In practice, we tested a range of values for the estimated kinetic constants (see ‘Materials and Methods’ section). This test established that a kon2 = 8.0 ± 2 × 105 M−1s−1 provides the best fit to the koff and kobs values discussed above (Supplementary Figure S1). Assuming a Kd2 ∼ 100 μM, this kon2 corresponds to a koff2 ∼ 80 s−1. Comparison of KH1 and KH2 association rate constants showed that KH2 associates faster with the RNA than KH1. This may be linked to KH2 capacity to interact with multiple neighbouring sequences that provide a high local concentration of sites that can be visited in a series of weak encounters. This is also consistent with the short lifetime of the KH2–RNA complex.

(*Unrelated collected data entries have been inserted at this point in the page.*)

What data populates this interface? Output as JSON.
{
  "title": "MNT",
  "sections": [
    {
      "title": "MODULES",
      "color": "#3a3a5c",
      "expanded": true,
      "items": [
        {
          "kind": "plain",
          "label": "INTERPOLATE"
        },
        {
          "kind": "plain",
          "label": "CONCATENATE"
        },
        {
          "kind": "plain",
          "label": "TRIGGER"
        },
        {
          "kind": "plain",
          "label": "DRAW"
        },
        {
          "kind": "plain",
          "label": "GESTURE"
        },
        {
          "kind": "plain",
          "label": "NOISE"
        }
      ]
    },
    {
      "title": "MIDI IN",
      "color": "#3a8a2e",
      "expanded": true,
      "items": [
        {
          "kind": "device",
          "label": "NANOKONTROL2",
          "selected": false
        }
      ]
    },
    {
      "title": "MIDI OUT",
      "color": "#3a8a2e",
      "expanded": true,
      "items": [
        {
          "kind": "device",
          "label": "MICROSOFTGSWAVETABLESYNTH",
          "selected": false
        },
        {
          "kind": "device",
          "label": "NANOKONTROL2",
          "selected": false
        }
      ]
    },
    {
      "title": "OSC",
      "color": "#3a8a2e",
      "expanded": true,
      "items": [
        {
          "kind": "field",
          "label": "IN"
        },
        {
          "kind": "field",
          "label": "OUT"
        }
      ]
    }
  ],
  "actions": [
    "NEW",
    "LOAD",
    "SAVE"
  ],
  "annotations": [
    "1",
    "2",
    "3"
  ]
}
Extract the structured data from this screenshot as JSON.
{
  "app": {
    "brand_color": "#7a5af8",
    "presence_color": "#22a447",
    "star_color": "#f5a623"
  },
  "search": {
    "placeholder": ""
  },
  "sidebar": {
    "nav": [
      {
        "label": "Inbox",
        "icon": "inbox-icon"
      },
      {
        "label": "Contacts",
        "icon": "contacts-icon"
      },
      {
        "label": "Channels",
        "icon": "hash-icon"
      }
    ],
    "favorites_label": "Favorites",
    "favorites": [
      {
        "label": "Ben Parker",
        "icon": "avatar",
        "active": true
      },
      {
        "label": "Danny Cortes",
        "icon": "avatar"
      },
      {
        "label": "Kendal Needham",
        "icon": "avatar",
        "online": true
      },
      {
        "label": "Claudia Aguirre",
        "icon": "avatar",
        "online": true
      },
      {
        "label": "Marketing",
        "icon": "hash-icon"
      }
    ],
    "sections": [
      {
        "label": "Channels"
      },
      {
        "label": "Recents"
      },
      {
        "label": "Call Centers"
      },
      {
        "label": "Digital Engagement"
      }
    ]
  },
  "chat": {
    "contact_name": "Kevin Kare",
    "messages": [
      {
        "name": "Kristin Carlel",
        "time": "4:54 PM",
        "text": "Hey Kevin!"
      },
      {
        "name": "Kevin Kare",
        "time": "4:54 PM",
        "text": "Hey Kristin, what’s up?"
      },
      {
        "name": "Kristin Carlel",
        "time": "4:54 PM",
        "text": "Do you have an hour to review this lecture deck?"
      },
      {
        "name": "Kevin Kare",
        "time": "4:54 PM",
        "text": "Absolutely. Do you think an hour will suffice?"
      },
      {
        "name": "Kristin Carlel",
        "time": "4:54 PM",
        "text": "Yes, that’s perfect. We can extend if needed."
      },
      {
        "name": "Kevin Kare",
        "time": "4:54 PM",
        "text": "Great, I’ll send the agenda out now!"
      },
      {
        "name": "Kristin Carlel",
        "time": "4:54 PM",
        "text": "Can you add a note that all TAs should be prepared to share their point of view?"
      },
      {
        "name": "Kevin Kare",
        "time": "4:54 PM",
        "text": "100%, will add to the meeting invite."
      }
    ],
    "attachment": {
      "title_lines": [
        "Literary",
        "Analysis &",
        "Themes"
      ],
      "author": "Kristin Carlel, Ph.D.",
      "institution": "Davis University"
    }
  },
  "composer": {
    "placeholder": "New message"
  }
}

It is also notable that the KH1KH2 association rate constant is close to that of KH2, suggesting a leading role for this domain in the initial association between KH1KH2 and RNA. Similarly, comparison of dissociation rate constants showed that the lifetime of the KH2–RNA complex is much shorter than that of the KH1–RNA complex, which accounts for the lower binding affinity of KH2. Importantly, our simulations show that the second concentration-independent step of the reaction, which involves the RNA looping and the binding of the second domain, is very fast and drives the overall reaction. We propose the high values of kC1 (1050 ± 200 s−1) and kC2 (3000 ± 600 s−1), that are a result of the strong coupling between domains, compensate for the short lifetime of the KH2–RNA interaction (koff2 = kO2 ∼ 80 s−1) and lead to a high-affinity (Kd ∼ 46 nM) KH1KH2–RNA interaction.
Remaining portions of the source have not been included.